An important point to remember is that the transistor only starts to conduct for voltages above 120 V rms (Fig. 2). The transistor current waveform will be close to zero for the first 80°, then quickly rise to its peak value and start decaying after 110°. This gives a measured average total power in resistors R5, R6, and R7 of 1/2 W at 130 V and 0.95 W at 133 V input (the GFCI trigger level).
This distorted current waveform gives a 4-to-1 peak to average power ratio, instead of the usual 2 to 1 for sine waves. Based on this I would recommend changing the resistor rating 1/2 W on Figure 1, providing 1.5-W total dissipation capability. This should cover the case where the input voltage stays just below the trigger point for a long period of time. It’s also a good idea to verify the peak trigger current of the GFCI, since they are not all the same.
My calculation resulting in 780 mW was based on peak current, and I was only trying to indicate that 1/4-W resistors will not work. But the exact way of calculating power dissipation is by summing up instantaneous power at different points of the sine wave and averaging it. Average current will be much smaller because the transistor conducts during only a part of the sine wave (either side of the peak) as the author pointed out.
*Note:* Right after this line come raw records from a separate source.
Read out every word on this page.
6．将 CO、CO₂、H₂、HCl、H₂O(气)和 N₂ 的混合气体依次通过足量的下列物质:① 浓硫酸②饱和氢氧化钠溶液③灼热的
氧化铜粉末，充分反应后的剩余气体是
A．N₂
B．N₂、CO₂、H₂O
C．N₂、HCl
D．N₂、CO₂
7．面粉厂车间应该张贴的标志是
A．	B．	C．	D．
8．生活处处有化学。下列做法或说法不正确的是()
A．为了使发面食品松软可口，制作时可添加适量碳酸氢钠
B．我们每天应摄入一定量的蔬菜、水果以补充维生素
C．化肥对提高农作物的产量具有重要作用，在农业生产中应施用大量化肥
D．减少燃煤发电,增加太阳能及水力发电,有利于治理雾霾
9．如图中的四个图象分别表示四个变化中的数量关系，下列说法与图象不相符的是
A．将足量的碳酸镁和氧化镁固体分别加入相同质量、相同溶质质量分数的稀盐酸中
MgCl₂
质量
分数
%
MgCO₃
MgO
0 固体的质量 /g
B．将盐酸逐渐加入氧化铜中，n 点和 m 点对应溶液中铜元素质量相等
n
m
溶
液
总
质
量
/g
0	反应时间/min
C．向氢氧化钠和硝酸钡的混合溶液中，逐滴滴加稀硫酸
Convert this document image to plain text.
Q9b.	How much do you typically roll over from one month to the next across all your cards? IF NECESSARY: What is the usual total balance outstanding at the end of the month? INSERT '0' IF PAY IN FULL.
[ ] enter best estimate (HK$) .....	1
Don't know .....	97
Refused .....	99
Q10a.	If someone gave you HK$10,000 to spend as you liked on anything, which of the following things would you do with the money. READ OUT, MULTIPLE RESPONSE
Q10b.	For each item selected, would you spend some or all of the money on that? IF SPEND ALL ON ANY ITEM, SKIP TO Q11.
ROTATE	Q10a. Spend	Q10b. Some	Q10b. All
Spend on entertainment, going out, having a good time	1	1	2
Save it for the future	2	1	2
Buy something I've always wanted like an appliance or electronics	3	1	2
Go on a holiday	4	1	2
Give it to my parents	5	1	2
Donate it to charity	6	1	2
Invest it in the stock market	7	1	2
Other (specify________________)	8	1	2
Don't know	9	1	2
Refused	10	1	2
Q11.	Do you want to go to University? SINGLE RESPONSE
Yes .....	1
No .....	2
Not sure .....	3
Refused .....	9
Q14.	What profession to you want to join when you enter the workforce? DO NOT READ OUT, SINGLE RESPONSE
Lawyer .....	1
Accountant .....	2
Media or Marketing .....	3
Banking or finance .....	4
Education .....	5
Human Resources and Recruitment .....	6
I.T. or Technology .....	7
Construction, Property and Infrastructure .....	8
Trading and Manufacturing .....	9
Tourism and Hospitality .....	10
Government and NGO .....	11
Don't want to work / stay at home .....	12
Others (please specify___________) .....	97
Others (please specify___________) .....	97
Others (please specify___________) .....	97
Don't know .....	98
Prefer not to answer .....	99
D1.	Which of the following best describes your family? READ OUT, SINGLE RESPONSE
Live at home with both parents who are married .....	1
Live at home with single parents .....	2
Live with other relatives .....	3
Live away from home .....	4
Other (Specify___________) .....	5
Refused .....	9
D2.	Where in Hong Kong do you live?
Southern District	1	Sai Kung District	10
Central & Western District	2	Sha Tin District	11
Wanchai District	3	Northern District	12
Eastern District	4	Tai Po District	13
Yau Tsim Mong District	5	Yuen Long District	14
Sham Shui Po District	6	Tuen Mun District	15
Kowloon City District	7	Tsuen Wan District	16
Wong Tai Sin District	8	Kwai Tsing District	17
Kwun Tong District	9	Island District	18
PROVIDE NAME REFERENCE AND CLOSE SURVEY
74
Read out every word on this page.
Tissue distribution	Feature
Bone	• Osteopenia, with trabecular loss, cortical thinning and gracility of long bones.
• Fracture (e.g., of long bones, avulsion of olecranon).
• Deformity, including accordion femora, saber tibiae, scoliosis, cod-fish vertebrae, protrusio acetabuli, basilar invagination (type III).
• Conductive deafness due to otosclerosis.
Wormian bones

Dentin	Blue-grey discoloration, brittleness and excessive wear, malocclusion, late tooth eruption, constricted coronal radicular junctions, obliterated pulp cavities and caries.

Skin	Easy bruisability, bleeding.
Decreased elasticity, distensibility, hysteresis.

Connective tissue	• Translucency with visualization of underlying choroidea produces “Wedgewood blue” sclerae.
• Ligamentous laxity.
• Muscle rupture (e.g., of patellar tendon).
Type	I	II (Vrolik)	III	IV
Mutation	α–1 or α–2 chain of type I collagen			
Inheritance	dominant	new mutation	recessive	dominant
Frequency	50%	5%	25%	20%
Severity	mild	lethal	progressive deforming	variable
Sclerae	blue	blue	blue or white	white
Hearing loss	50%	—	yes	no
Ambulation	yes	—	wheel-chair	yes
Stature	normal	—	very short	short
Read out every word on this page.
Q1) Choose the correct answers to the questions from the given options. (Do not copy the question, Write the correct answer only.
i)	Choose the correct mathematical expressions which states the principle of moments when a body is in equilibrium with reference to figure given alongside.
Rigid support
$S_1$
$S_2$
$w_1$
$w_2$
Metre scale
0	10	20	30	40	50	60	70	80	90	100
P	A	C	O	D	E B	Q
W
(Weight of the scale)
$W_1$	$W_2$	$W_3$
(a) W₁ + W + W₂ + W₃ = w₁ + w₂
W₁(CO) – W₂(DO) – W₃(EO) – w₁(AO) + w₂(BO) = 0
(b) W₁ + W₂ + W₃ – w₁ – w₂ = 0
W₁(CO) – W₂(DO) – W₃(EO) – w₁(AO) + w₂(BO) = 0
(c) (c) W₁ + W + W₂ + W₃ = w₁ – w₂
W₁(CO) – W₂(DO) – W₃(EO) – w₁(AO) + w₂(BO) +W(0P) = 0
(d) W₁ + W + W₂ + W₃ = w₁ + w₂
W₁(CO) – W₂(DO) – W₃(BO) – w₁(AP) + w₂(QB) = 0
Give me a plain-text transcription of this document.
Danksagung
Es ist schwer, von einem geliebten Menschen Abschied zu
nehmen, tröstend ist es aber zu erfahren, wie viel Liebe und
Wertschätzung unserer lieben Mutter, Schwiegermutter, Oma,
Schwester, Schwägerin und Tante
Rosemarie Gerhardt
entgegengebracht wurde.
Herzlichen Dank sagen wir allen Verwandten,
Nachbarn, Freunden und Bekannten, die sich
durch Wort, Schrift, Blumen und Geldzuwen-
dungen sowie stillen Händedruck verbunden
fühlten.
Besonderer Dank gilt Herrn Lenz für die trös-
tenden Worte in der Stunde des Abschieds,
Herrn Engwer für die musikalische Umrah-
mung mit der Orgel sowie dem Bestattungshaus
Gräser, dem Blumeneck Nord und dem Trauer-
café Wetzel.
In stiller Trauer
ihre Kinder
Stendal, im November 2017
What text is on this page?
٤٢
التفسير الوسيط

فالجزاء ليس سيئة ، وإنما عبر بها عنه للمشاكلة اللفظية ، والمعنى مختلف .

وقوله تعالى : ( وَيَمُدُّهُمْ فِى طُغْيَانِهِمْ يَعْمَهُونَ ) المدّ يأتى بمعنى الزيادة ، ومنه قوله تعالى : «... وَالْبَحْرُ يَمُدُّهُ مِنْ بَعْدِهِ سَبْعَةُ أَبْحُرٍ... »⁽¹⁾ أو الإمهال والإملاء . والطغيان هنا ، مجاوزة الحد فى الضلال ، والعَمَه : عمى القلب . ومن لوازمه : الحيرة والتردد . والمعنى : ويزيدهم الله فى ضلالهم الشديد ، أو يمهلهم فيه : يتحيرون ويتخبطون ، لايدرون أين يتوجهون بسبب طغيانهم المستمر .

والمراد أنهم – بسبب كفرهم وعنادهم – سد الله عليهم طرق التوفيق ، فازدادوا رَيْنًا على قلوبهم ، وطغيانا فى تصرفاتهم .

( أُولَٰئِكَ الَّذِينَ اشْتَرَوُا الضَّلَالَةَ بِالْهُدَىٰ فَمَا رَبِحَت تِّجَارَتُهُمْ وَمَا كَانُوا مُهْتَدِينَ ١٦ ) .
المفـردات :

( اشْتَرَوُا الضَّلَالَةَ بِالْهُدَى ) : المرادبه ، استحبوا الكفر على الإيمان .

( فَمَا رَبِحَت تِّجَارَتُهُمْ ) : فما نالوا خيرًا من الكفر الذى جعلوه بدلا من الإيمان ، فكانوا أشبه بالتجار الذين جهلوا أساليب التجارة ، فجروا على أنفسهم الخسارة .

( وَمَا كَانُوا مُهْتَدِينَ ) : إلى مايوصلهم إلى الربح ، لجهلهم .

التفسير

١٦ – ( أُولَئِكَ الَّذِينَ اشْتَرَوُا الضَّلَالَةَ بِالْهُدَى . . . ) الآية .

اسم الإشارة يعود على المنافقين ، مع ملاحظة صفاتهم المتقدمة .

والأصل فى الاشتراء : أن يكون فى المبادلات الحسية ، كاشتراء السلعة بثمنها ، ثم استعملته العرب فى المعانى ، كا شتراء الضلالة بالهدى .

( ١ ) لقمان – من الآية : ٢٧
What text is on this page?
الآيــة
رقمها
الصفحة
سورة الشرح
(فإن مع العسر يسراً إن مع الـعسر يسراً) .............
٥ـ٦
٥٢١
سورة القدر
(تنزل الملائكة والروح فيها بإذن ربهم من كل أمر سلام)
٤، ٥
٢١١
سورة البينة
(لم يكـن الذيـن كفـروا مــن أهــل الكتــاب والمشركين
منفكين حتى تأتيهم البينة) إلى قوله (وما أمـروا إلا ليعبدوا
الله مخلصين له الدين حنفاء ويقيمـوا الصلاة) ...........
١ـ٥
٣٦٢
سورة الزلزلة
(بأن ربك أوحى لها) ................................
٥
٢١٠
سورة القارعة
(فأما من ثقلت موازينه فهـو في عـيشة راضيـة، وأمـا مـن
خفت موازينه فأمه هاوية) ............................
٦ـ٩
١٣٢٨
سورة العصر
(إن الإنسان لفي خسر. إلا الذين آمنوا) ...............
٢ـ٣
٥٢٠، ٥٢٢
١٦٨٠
So, 1/2-W resistors will work fine. But the user should still make sure that there is a good way of conducting away that 1/2 W each from three resistors. (Surface-mount resistors would require large copper areas to act as heatsinks. Through-hole resistors may use copper areas or convection air currents.) The 1/2 W is quite a bit of heat for a small resistor to dissipate effectively.